As a teen, Marc Kielburger was thrilled to spend part of every summer in the national rugby program at Olympia Sports Camp, a multisport facility near Huntsville, Ontario. "Long days, lots of ice packs!" he recalls. "But waking up in the mornings and stepping out onto the grass to do those first laps, I was so cold and tired, but so happy to be there."
Rugby was only part of the experience. Kielburger's coaches and mentors-- many of whom have become lifelong friends — used the sport as a metaphor for leadership. "We learned that everybody on the team has an important role — I was inside centre — and unless you have a well-functioning team, you'll never get the ball," he says. "We applied that approach off the field, too.
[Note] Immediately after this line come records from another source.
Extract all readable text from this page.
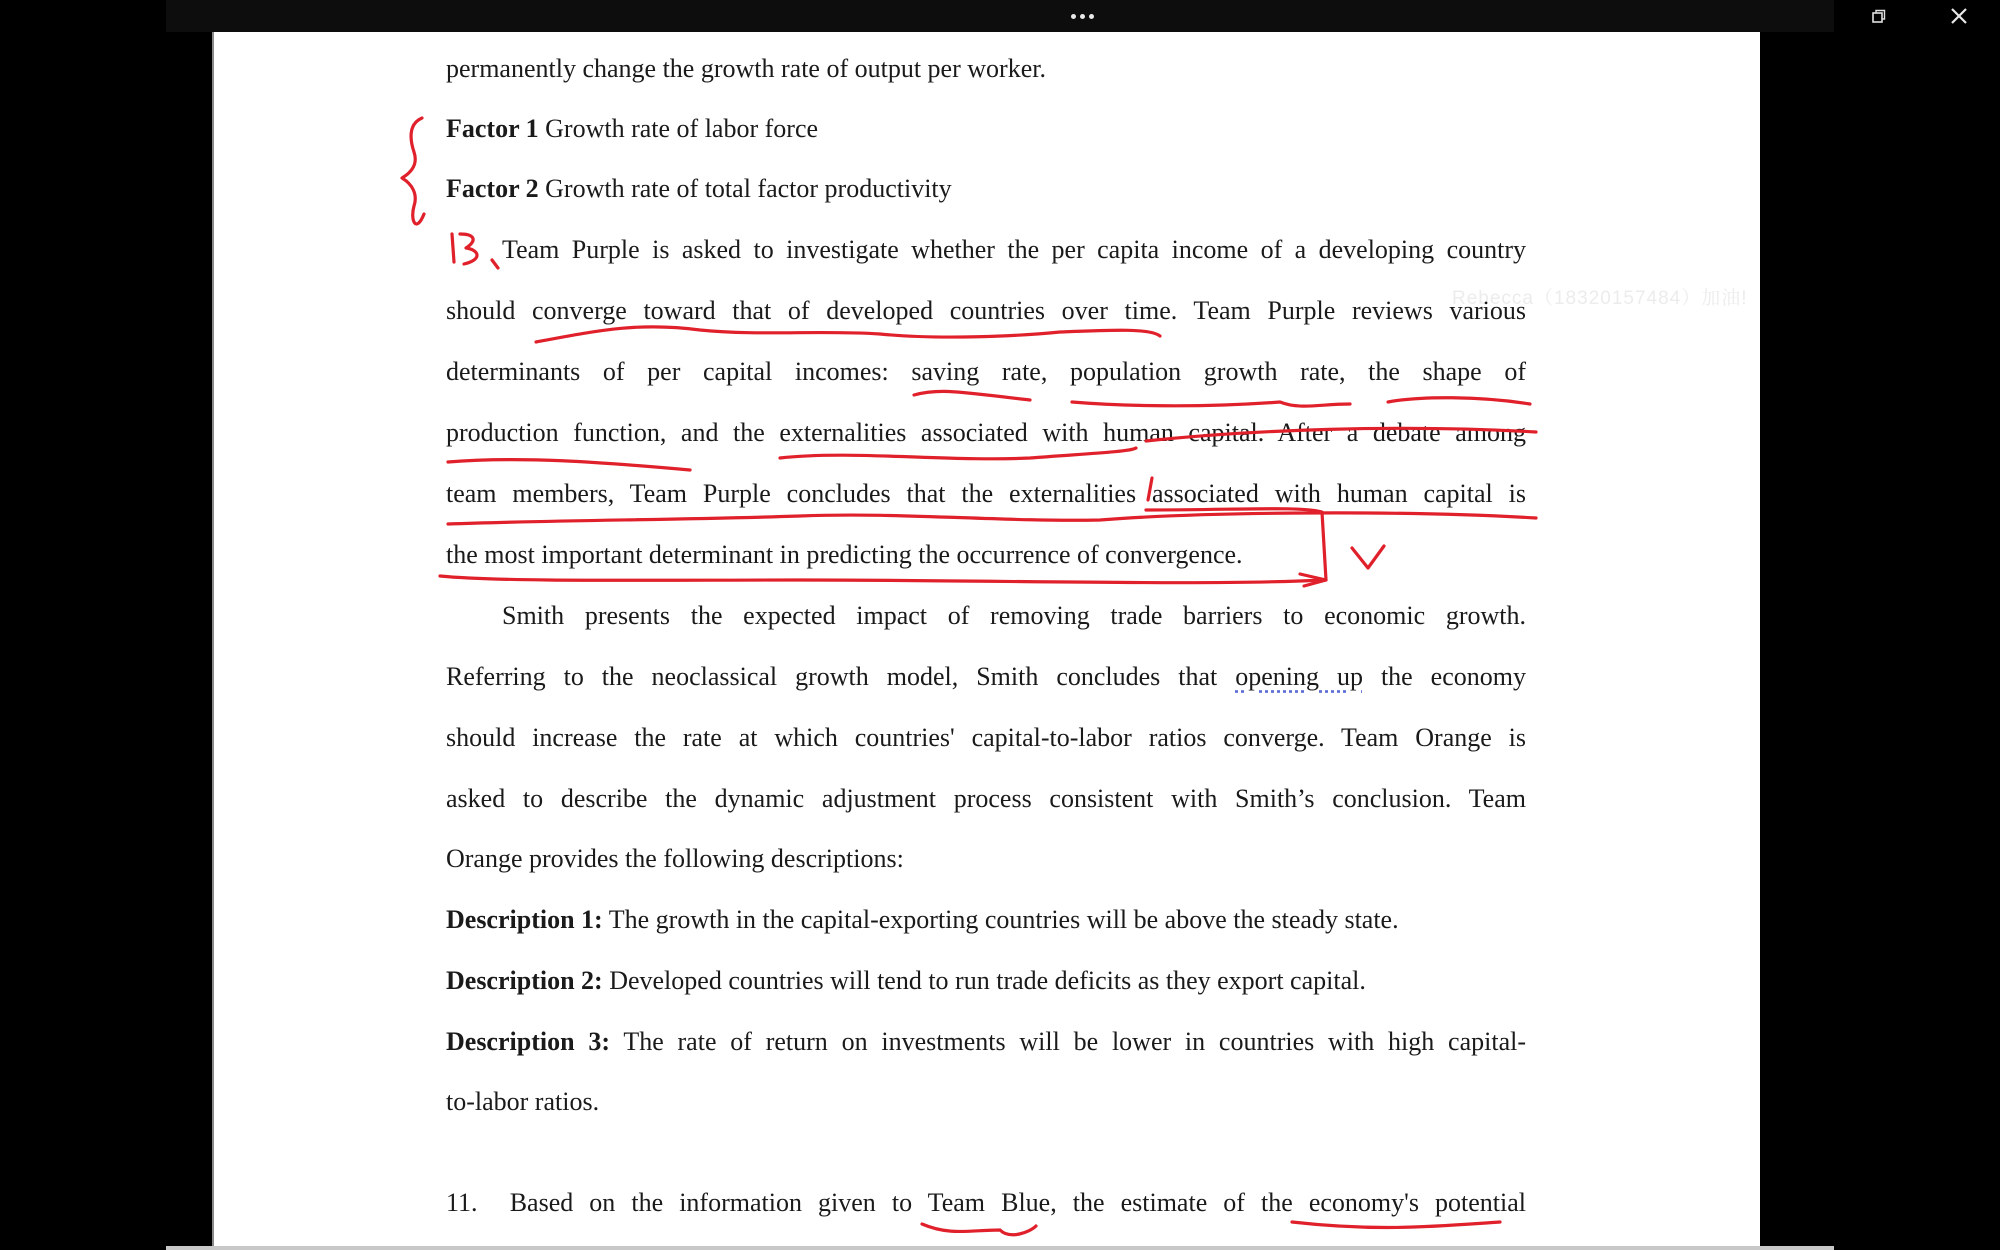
Rebecca（18320157484）加油!
permanently change the growth rate of output per worker.
Factor 1 Growth rate of labor force
Factor 2 Growth rate of total factor productivity
Team Purple is asked to investigate whether the per capita income of a developing country
should converge toward that of developed countries over time. Team Purple reviews various
determinants of per capital incomes: saving rate, population growth rate, the shape of
production function, and the externalities associated with human capital. After a debate among
team members, Team Purple concludes that the externalities associated with human capital is
the most important determinant in predicting the occurrence of convergence.
Smith presents the expected impact of removing trade barriers to economic growth.
Referring to the neoclassical growth model, Smith concludes that opening up the economy
should increase the rate at which countries' capital-to-labor ratios converge. Team Orange is
asked to describe the dynamic adjustment process consistent with Smith’s conclusion. Team
Orange provides the following descriptions:
Description 1: The growth in the capital-exporting countries will be above the steady state.
Description 2: Developed countries will tend to run trade deficits as they export capital.
Description 3: The rate of return on investments will be lower in countries with high capital-
to-labor ratios.
11. Based on the information given to Team Blue, the estimate of the economy's potential
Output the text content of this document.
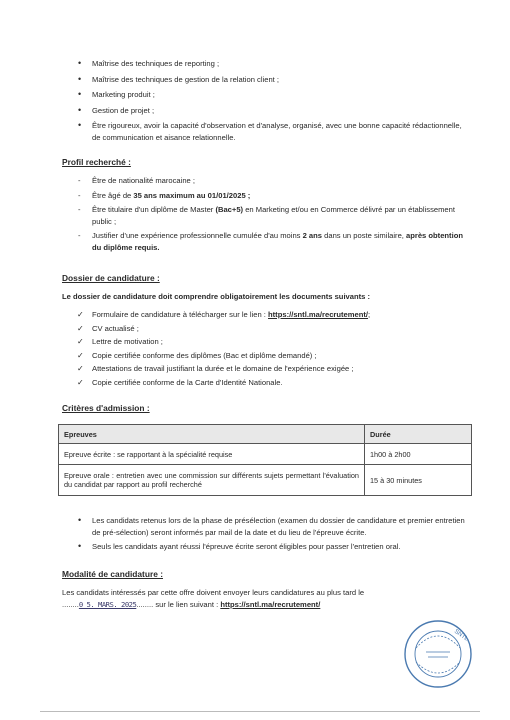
• Maîtrise des techniques de reporting ;
• Maîtrise des techniques de gestion de la relation client ;
• Marketing produit ;
• Gestion de projet ;
• Être rigoureux, avoir la capacité d'observation et d'analyse, organisé, avec une bonne capacité rédactionnelle, de communication et aisance relationnelle.
Profil recherché :
- Être de nationalité marocaine ;
- Être âgé de 35 ans maximum au 01/01/2025 ;
- Être titulaire d'un diplôme de Master (Bac+5) en Marketing et/ou en Commerce délivré par un établissement public ;
- Justifier d'une expérience professionnelle cumulée d'au moins 2 ans dans un poste similaire, après obtention du diplôme requis.
Dossier de candidature :
Le dossier de candidature doit comprendre obligatoirement les documents suivants :
✓ Formulaire de candidature à télécharger sur le lien : https://sntl.ma/recrutement/;
✓ CV actualisé ;
✓ Lettre de motivation ;
✓ Copie certifiée conforme des diplômes (Bac et diplôme demandé) ;
✓ Attestations de travail justifiant la durée et le domaine de l'expérience exigée ;
✓ Copie certifiée conforme de la Carte d'Identité Nationale.
Critères d'admission :
Epreuves	Durée
Epreuve écrite : se rapportant à la spécialité requise	1h00 à 2h00
Epreuve orale : entretien avec une commission sur différents sujets permettant l'évaluation du candidat par rapport au profil recherché	15 à 30 minutes
• Les candidats retenus lors de la phase de présélection (examen du dossier de candidature et premier entretien de pré-sélection) seront informés par mail de la date et du lieu de l'épreuve écrite.
• Seuls les candidats ayant réussi l'épreuve écrite seront éligibles pour passer l'entretien oral.
Modalité de candidature :
Les candidats intéressés par cette offre doivent envoyer leurs candidatures au plus tard le
........0 5. MARS. 2025........ sur le lien suivant : https://sntl.ma/recrutement/
SNTL
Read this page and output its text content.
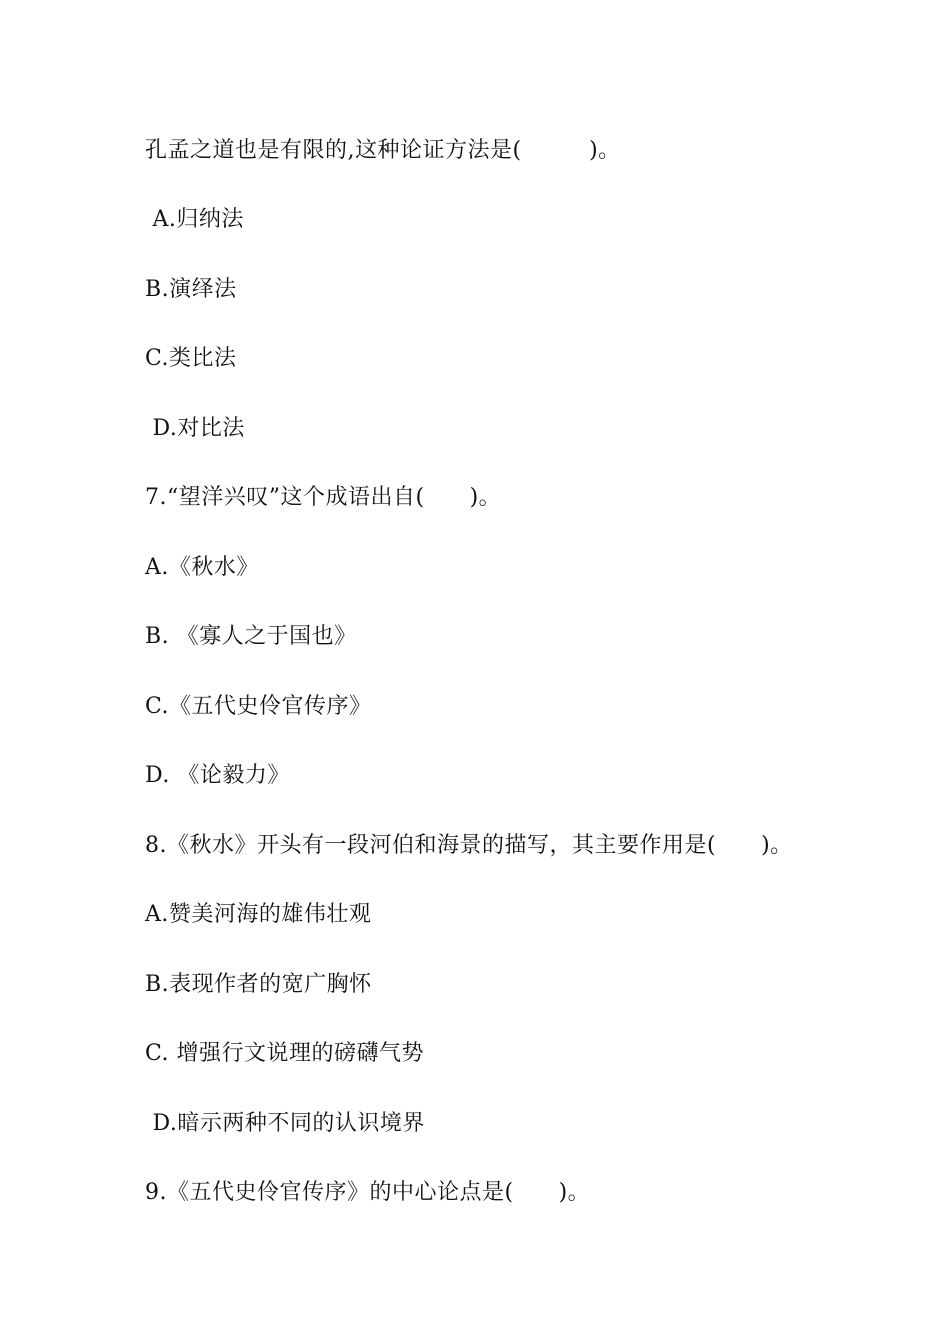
孔孟之道也是有限的,这种论证方法是(　　　)。
A.归纳法
B.演绎法
C.类比法
D.对比法
7.“望洋兴叹”这个成语出自(　　)。
A.《秋水》
B. 《寡人之于国也》
C.《五代史伶官传序》
D. 《论毅力》
8.《秋水》开头有一段河伯和海景的描写，其主要作用是(　　)。
A.赞美河海的雄伟壮观
B.表现作者的宽广胸怀
C. 增强行文说理的磅礴气势
D.暗示两种不同的认识境界
9.《五代史伶官传序》的中心论点是(　　)。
A lot of those concepts — teamwork, empathy, co-operation, mentorship — I learned at camp."
Kielburger went on to play rugby at Harvard University, where he graduated in international relations, then as a Rhodes scholar at the University of Oxford, where he earned a law degree. A social activist from a young age, Kielburger is the executive director of Free the Children, and co-founder with younger brother Craig of the social movement Me to We. He's co-authored several books, including The World Needs Your Kid: How to Raise Children Who Care and Contribute.
But Kielburger says that what he learned at camp has most stayed with him. "It wasn't about learning how to be a better rugby player," he says. "It was about learning how to be a better person."
Marc and Craig are now heavily involved in their own camps, the Me to We Academies.